I have paired-end (PE) sequencing data, does aMeta support it?

Currently not, but this option will be added soon. As in other aDNA analyses, PE reads need to be merged prior to using aMeta, this can be achieve by e.g. fastp https://github.com/OpenGene/fastp. Alternatively, simple concatenation of R1 and R2 reads as

    cat R1.fastq.gz R2.fastq.gz > merged.fastq.gz

is also possible, and the resulting file merged.fastq.gz can be used as input for aMeta.

I get "Java heap space error" on the Malt step, what should I do?

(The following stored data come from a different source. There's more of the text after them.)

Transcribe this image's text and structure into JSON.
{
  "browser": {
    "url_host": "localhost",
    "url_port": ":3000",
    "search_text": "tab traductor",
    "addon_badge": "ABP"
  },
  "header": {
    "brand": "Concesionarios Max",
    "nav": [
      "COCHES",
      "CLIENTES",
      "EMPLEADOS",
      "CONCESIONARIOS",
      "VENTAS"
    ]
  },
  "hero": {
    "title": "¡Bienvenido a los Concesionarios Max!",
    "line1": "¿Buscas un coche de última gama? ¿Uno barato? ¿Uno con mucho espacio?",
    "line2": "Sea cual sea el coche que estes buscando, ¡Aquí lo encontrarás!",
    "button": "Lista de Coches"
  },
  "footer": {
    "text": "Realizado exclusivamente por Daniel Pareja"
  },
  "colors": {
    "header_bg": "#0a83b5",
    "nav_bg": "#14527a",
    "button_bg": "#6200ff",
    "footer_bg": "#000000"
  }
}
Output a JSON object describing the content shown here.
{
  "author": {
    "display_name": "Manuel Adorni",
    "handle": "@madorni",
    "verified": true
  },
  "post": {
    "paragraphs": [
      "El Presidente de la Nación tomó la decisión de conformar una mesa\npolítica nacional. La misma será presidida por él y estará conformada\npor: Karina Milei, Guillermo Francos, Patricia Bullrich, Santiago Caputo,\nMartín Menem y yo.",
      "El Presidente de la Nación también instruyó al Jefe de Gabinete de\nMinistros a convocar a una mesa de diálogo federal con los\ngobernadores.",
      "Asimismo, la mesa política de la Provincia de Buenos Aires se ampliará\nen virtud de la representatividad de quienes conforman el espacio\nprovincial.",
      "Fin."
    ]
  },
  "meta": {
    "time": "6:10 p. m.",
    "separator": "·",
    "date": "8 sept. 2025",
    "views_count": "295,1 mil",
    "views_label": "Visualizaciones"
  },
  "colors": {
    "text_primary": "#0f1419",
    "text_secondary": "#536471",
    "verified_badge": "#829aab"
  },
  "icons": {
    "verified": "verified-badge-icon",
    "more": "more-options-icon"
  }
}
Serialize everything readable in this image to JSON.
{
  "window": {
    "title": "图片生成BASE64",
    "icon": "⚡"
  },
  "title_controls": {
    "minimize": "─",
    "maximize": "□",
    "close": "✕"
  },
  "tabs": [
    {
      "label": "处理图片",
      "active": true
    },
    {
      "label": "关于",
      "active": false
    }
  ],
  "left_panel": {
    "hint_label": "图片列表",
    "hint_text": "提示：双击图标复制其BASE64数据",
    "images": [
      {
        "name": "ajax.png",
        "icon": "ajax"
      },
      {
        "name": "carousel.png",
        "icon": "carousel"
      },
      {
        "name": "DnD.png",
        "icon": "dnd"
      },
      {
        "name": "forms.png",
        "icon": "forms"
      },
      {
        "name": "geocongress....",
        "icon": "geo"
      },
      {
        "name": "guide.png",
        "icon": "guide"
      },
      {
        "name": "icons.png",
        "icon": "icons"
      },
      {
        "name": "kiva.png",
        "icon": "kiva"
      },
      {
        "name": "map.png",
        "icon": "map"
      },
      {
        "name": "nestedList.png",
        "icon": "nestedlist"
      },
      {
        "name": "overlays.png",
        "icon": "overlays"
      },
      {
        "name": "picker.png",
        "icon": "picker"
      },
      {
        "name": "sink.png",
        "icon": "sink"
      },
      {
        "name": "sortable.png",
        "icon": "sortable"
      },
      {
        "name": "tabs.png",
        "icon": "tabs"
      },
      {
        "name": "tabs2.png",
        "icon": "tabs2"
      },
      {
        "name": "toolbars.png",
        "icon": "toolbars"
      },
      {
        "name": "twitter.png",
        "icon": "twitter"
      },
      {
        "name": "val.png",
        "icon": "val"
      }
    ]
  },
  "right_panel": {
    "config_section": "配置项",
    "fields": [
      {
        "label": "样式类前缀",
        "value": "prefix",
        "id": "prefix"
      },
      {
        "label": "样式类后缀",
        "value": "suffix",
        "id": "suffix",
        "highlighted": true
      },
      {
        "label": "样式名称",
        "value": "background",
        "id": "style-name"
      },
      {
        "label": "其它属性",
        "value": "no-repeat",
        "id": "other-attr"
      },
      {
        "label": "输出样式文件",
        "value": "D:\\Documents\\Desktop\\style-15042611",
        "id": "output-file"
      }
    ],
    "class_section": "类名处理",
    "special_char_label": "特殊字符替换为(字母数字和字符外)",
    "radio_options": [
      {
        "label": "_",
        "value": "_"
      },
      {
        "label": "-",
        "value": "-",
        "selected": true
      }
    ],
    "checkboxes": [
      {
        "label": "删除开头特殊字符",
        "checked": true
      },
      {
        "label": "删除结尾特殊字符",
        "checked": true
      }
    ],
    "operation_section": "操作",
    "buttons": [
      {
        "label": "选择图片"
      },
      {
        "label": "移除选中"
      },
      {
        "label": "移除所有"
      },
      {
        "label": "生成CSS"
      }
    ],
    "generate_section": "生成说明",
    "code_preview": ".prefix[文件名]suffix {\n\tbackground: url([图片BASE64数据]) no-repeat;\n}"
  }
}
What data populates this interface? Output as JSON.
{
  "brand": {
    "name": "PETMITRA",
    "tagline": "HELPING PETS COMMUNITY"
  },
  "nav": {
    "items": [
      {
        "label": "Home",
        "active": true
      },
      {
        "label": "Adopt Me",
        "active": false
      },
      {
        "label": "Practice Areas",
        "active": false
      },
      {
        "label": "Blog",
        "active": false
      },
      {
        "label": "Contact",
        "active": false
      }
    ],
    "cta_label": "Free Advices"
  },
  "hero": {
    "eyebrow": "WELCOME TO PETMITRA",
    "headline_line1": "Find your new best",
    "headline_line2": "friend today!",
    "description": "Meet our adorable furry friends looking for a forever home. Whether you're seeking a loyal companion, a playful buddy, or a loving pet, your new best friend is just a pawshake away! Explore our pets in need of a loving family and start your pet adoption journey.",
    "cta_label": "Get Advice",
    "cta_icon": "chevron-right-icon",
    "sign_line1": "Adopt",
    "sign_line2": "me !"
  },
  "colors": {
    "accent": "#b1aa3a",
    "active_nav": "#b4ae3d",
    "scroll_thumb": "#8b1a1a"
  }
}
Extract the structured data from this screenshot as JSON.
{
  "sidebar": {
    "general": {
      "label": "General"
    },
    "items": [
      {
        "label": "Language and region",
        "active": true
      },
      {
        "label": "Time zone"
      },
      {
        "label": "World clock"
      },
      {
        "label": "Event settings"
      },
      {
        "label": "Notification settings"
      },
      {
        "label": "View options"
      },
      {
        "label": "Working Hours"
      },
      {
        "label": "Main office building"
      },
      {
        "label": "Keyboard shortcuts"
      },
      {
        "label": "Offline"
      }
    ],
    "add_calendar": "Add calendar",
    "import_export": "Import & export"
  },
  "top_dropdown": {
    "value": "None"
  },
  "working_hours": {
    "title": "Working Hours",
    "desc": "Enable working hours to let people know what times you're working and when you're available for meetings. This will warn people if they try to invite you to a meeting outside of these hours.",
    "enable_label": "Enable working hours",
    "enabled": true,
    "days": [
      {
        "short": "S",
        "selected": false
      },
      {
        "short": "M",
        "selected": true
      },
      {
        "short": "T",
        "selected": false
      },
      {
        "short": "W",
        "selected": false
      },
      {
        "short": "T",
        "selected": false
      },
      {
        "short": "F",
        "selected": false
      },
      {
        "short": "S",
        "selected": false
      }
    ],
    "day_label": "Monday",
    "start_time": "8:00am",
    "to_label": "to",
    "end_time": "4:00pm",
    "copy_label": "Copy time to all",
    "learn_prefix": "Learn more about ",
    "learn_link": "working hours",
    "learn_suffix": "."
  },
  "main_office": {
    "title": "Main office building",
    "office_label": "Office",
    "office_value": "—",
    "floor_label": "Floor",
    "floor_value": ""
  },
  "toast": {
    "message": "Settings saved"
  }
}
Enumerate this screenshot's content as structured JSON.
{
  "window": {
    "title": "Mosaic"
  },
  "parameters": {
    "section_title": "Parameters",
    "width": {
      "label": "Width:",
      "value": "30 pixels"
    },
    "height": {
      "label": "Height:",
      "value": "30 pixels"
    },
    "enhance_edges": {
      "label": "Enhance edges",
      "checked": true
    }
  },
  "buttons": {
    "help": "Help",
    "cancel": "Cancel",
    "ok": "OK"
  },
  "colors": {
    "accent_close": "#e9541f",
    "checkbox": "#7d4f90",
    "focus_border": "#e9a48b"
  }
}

You will need to adjust Malt max memory usage (64 GB by default) via modifying malt-build.vmoptions and malt-run.vmoptions files. To locate these files you have to find a Malt conda environment, activate it and replace the default 64 GB with the amount of RAM available on you computer node, in the example below it is 512 GB:

    cd aMeta
    env=$(grep hops .snakemake/conda/*yaml | awk '{print $1}' | sed -e "s/.yaml://g" | head -1)
    conda activate $env
    version=$(conda list malt --json | grep version | sed -e "s/\"//g" | awk '{print $2}')
    cd $env/opt/malt-$version
    sed -i -e "s/-Xmx64G/-Xmx512G/" malt-build.vmoptions
    sed -i -e "s/-Xmx64G/-Xmx512G/" malt-run.vmoptions
    cd -
    conda deactivate

I get "Java heap space error" on the FastQC step, what should I do?

Similarly to Malt, see above, you will need to modify the default memory usage of FastQC. An example of how this can be done is demonstrated below:

    cd aMeta
    env=$(grep fastqc .snakemake/conda/*yaml | awk '{print $1}' | sed -e "s/.yaml://g" | head -1)
    conda activate $env
    version=$(conda list fastqc --json | grep version | sed -e "s/\"//g" | awk '{print $2}')
    cd $env/opt/fastqc-$version
    sed -i -e "s/-Xmx250m/-Xmx10g/" fastqc
    cd -
    conda deactivate

MatExtract takes a lot of time and looks frozen.

You are probably running aMeta (or at least some jobs from aMeta) on nodes without internet connection. If this is the case, you have to manually download and provide NCBI taxonomy for MaltExtract, i.e. ncbi.map and ncbi.tre files, from here https://github.com/husonlab/megan-ce/tree/master/src/megan/resources/files and place them to resources/ncbi.

I get a "No validator found" message, should I be worried?

Short answer: no, you do not need to be worried about purple snakemake warning text. Only red messages indicate an error and should be investigated.

aMeta takes a lot of time to run, can I speed it up?

If you run aMeta using our pre-built database:

    KrakenUniq DB on full NCBI NT: https://doi.org/10.17044/scilifelab.20205504
    KrakenUniq DB on microbial part of NCBI NT: https://doi.org/10.17044/scilifelab.20518251
    KrakenUniq DB on microbial part of NCBI RefSeq: https://doi.org/10.17044/scilifelab.21299541
    Bowtie2 index for full NCBI NT database: https://doi.org/10.17044/scilifelab.21070063
    Bowtie2 index on pathogenic microbes of NCBI NT: https://doi.org/10.17044/scilifelab.21185887

it can be very fast (a few hours for a sample with ~10 mln reads) if you have enough RAM (recommended minimum ~200 GB, ideally ~1 TB). Otherwise, runing aMeta with smaller RAM is also possible but results in much longer computation times. We prioritize using large databases for more accurate metagenomic analysis. Alternatively, smaller databases can also be used which might speed up aMeta considerably, but very likely result in less accurate analysis (lower sensitivity and specificity).